= Theatre in Decay =

Theatre in Decay is an independent theatre company operating in Melbourne, Australia. It was founded in 2000 by Robert Reid and Anniene Stockton. Theatre in Decay has produced over 30 unfunded original shows in venues such as Arts Centre Melbourne, The Store Room, La Mama and Theatreworks, as well as pubs, subways, hotel bedrooms, city rooftops, alleys and inside cars parked on the street.

==History==
Theatre in Decay had its most active period between 2000 and 2004, during which time it produced 23 full-scale productions, two cabaret-style reviews, two performance installations, two art exhibitions and two ‘zines. In the years following this period Theatre in Decay toured two shows to Adelaide Fringe and produced a puppet show for the Short and Sweet 10-minute play festival.

Stockton and Reid formed Theatre in Decay as a direct response to what they saw as an industry wide malaise. In their original 2000 manifesto, entitled "This isn’t Art, it’s War", they declared “We believe that theatre has nothing to do with money. That live performance is much more than just pretty costumes and impressive sets. Theatre can happen anywhere, all it needs is an audience.”

Together they developed a style of working specifically tailored to the chaotic environment of pub band stages and urban environments. Reid was quoted in an interview for stageleft being denied access to the stages of the world turned "entire cities into our stage.”

Theatre in Decay was an early company amongst the independent theatre community in Melbourne contemporary with companies such as Stuck Pigs Squealing, Theatre@Risk, and Red Stitch Actors.

==Shows==
Concepts for works by Theatre in Decay are developed by Reid and Stockton and generally written and directed by Reid, with notable exceptions being Another Sun, written by Adam Cass and All of Which are American Dreams, written in collaboration with Stephen Sewell, Barry Dickins, Mellissa Reeves and Ben Ellis.

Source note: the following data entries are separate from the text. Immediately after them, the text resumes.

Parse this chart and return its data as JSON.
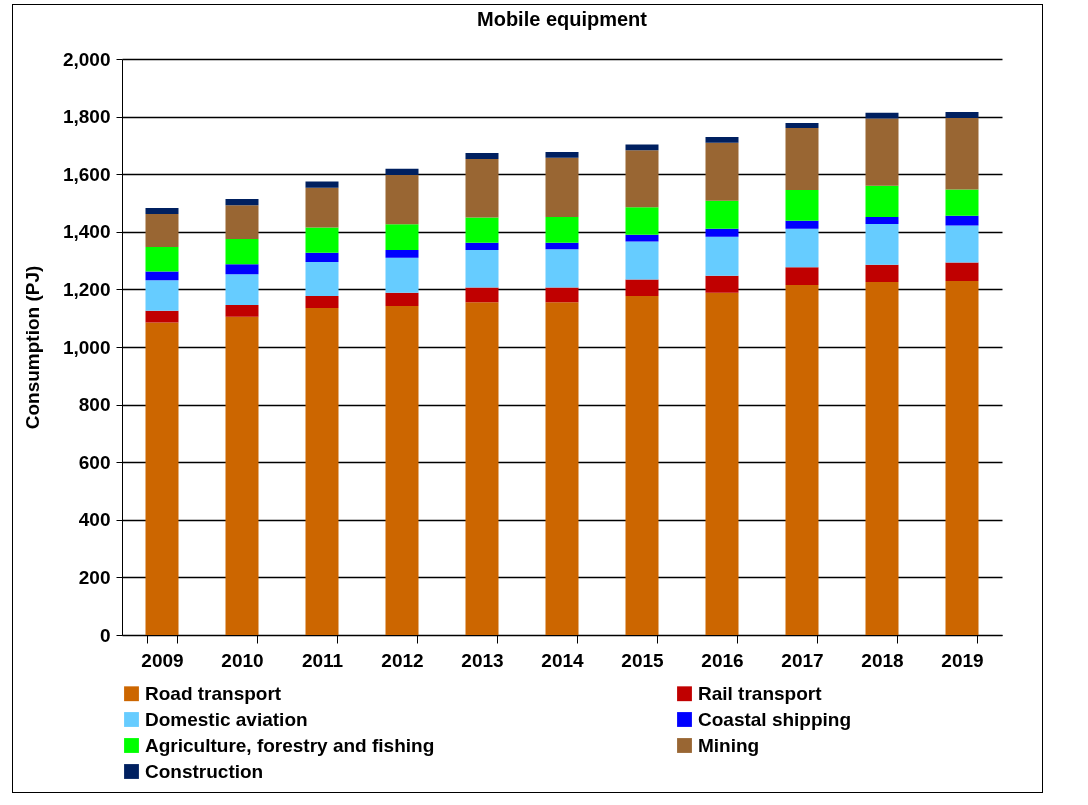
{
  "chart_data": {
    "type": "bar",
    "title": "Mobile equipment",
    "ylabel": "Consumption (PJ)",
    "stacked": true,
    "categories": [
      "2009",
      "2010",
      "2011",
      "2012",
      "2013",
      "2014",
      "2015",
      "2016",
      "2017",
      "2018",
      "2019"
    ],
    "series": [
      {
        "name": "Road transport",
        "color": "#cc6600",
        "values": [
          1085,
          1105,
          1135,
          1142,
          1155,
          1155,
          1177,
          1188,
          1215,
          1226,
          1229
        ]
      },
      {
        "name": "Rail transport",
        "color": "#c00000",
        "values": [
          41,
          41,
          42,
          46,
          52,
          52,
          57,
          59,
          62,
          60,
          64
        ]
      },
      {
        "name": "Domestic aviation",
        "color": "#66ccff",
        "values": [
          106,
          107,
          118,
          122,
          130,
          132,
          132,
          136,
          134,
          141,
          129
        ]
      },
      {
        "name": "Coastal shipping",
        "color": "#0000ff",
        "values": [
          30,
          34,
          32,
          27,
          25,
          23,
          24,
          28,
          27,
          24,
          34
        ]
      },
      {
        "name": "Agriculture, forestry and fishing",
        "color": "#00ff00",
        "values": [
          85,
          88,
          88,
          89,
          88,
          89,
          95,
          97,
          107,
          109,
          91
        ]
      },
      {
        "name": "Mining",
        "color": "#996633",
        "values": [
          115,
          117,
          138,
          171,
          203,
          206,
          198,
          201,
          215,
          233,
          248
        ]
      },
      {
        "name": "Construction",
        "color": "#002060",
        "values": [
          21,
          22,
          22,
          22,
          21,
          20,
          20,
          20,
          18,
          20,
          21
        ]
      }
    ],
    "ylim": [
      0,
      2000
    ],
    "yticks": [
      {
        "value": 0,
        "label": "0"
      },
      {
        "value": 200,
        "label": "200"
      },
      {
        "value": 400,
        "label": "400"
      },
      {
        "value": 600,
        "label": "600"
      },
      {
        "value": 800,
        "label": "800"
      },
      {
        "value": 1000,
        "label": "1,000"
      },
      {
        "value": 1200,
        "label": "1,200"
      },
      {
        "value": 1400,
        "label": "1,400"
      },
      {
        "value": 1600,
        "label": "1,600"
      },
      {
        "value": 1800,
        "label": "1,800"
      },
      {
        "value": 2000,
        "label": "2,000"
      }
    ],
    "grid": "y",
    "legend": "bottom"
  }
}
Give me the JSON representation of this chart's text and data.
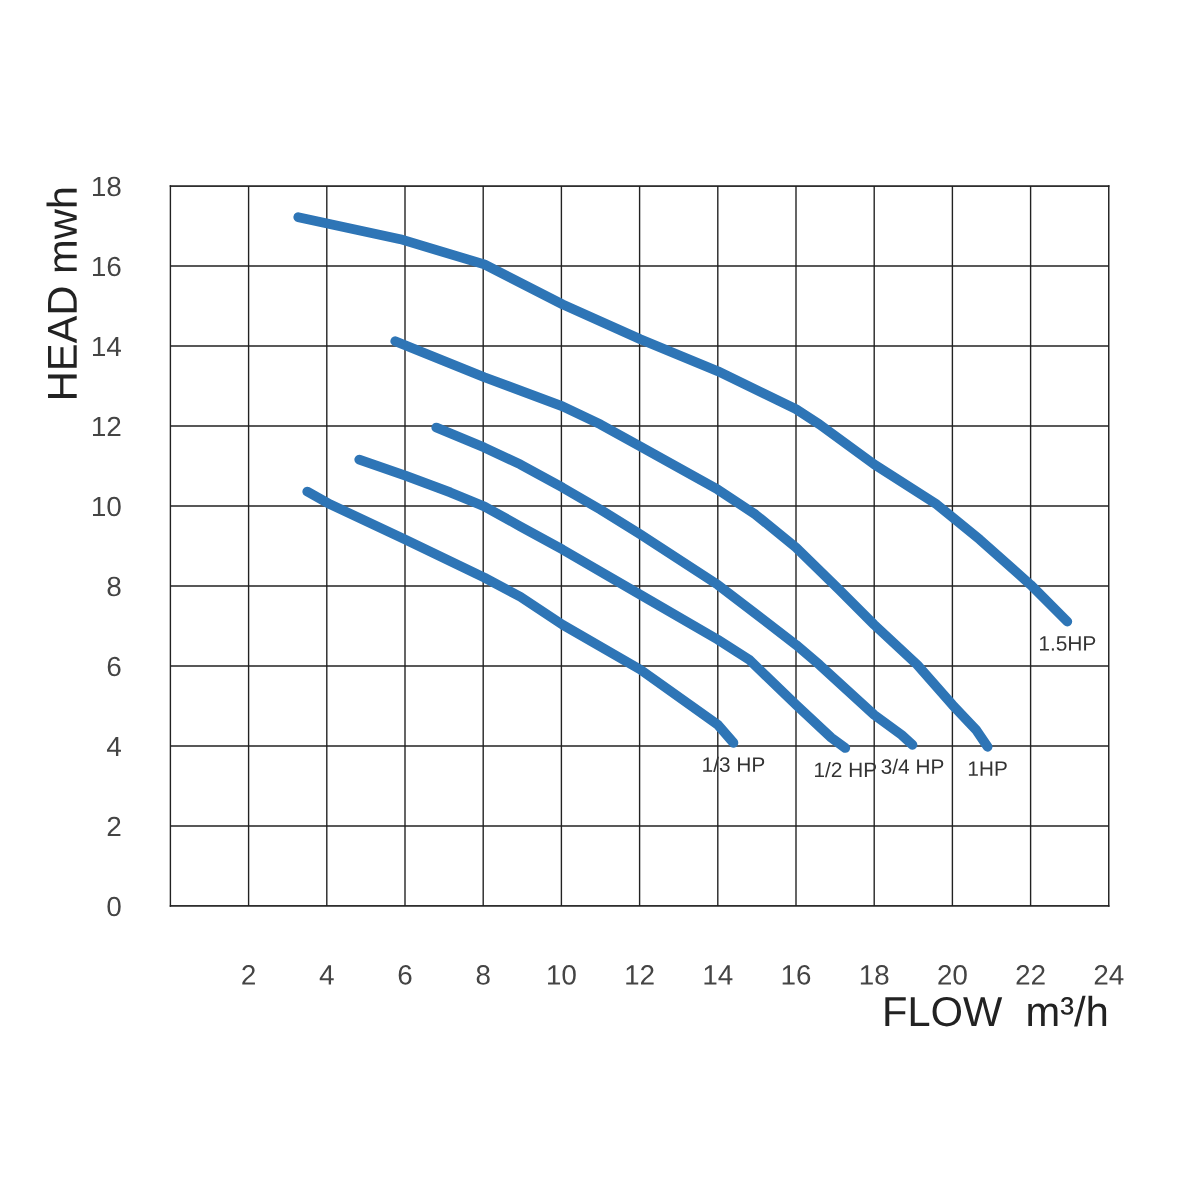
{
  "chart_data": {
    "type": "line",
    "xlabel": "FLOW  m³/h",
    "ylabel": "HEAD mwh",
    "xlim": [
      0,
      24
    ],
    "ylim": [
      0,
      18
    ],
    "xticks": [
      2,
      4,
      6,
      8,
      10,
      12,
      14,
      16,
      18,
      20,
      22,
      24
    ],
    "yticks": [
      0,
      2,
      4,
      6,
      8,
      10,
      12,
      14,
      16,
      18
    ],
    "grid": true,
    "legend": false,
    "marker": "none",
    "line_style": "solid",
    "series": [
      {
        "name": "1/3 HP",
        "color": "#2e75b6",
        "x": [
          3.5,
          4.09,
          6.01,
          8.03,
          8.95,
          10.03,
          12.02,
          14.0,
          14.4
        ],
        "values": [
          10.36,
          10.04,
          9.16,
          8.21,
          7.73,
          7.03,
          5.91,
          4.53,
          4.08
        ]
      },
      {
        "name": "1/2 HP",
        "color": "#2e75b6",
        "x": [
          4.83,
          6.01,
          7.16,
          8.03,
          8.95,
          10.03,
          12.02,
          14.0,
          14.8,
          16.0,
          16.9,
          17.26
        ],
        "values": [
          11.16,
          10.76,
          10.34,
          9.99,
          9.49,
          8.91,
          7.78,
          6.66,
          6.16,
          5.03,
          4.21,
          3.95
        ]
      },
      {
        "name": "3/4 HP",
        "color": "#2e75b6",
        "x": [
          6.8,
          8.03,
          8.95,
          10.03,
          11.0,
          12.02,
          14.0,
          16.0,
          16.6,
          18.0,
          18.7,
          18.98
        ],
        "values": [
          11.96,
          11.46,
          11.04,
          10.46,
          9.91,
          9.29,
          8.03,
          6.53,
          6.03,
          4.78,
          4.28,
          4.03
        ]
      },
      {
        "name": "1HP",
        "color": "#2e75b6",
        "x": [
          5.75,
          8.03,
          10.03,
          11.0,
          12.02,
          14.0,
          14.96,
          16.0,
          17.1,
          18.0,
          19.1,
          20.0,
          20.6,
          20.9
        ],
        "values": [
          14.12,
          13.22,
          12.49,
          12.04,
          11.49,
          10.41,
          9.79,
          8.96,
          7.91,
          7.03,
          6.03,
          5.03,
          4.41,
          3.98
        ]
      },
      {
        "name": "1.5HP",
        "color": "#2e75b6",
        "x": [
          3.27,
          5.88,
          8.03,
          10.03,
          12.02,
          14.0,
          16.0,
          16.6,
          18.0,
          19.6,
          20.7,
          22.0,
          22.94
        ],
        "values": [
          17.22,
          16.67,
          16.04,
          15.04,
          14.17,
          13.37,
          12.42,
          12.04,
          11.04,
          10.04,
          9.16,
          8.03,
          7.11
        ]
      }
    ]
  }
}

Significant shows for Theatre in Decay included:

Sad Bird-Boy and the Scalpel-Fingered Girl: Created as a support piece to Amanda Palmers' band The Dresden Dolls. Sad Bird-Boy was first staged an entry to the 2005 Melbourne Short and Sweet ten-minute play festival held at The Victorian Arts Centre, Sad Bird-Boy and the Scalpel-Fingered Girl is a dark fantasy of conformity and escapism. It received both the Best Production by an Independent Theatre Company and The Best Overall Performance awards. It was written by Reid and directed by Jason Lehane.

Empire: Presented at the 2004 Melbourne Fringe Festival and again at the 2006 Adelaide Fringe Festival. Empire is staged in a car parked on the street with two actors in the front seat and a maximum of three audience in the back seat. It deals with issues of terrorism, racism and notions of "mateship". Five different cars were used simultaneously in 2004, directed by Ian Pidd, David Myles, Nic Velissaris, Wayne Chappel and Xan Coleman and four in 2006 directed by Bec Russel, Clare Watson, Robert Reid and Xan Coleman.

Sweet Staccato Rising: Presented at The Store Room in 2004 as part of their first InStorage season, Sweet Staccato Rising explores issues of adolescent confusion, media politics and suburban boredom. It was written by Reid and directed by Lauren Taylor.

A Mile in Her Shadow: Originally produced at The Store Room as part of their inaugural Store Room Theatre Workshop series, A Mile in Her Shadow explores depression, depersonalisation and other stress related mental health issues. Written by Reid it was originally directed by Ben Harkin and has subsequently been supported by the R. E. Ross Trust Development award, and presented at the 33rd Australian National Playwright Centre's Conference.

All of Which are American Dreams: Presented at Theatreworks in 2003, All of Which are American Dreams was a response to Australia's involvement in the 2003 invasion and occupation of Iraq. Written in collaboration with playwrights Stephen Sewell, Barry Dickins, Melissa Reeves, Robert Reid and Ben Ellis, the three-act bouffant-influenced performance explored the potential implications of Australia's military involvement using the metaphor of a travelling circus. It was directed by Jason Lehane and Yvonne Virsik.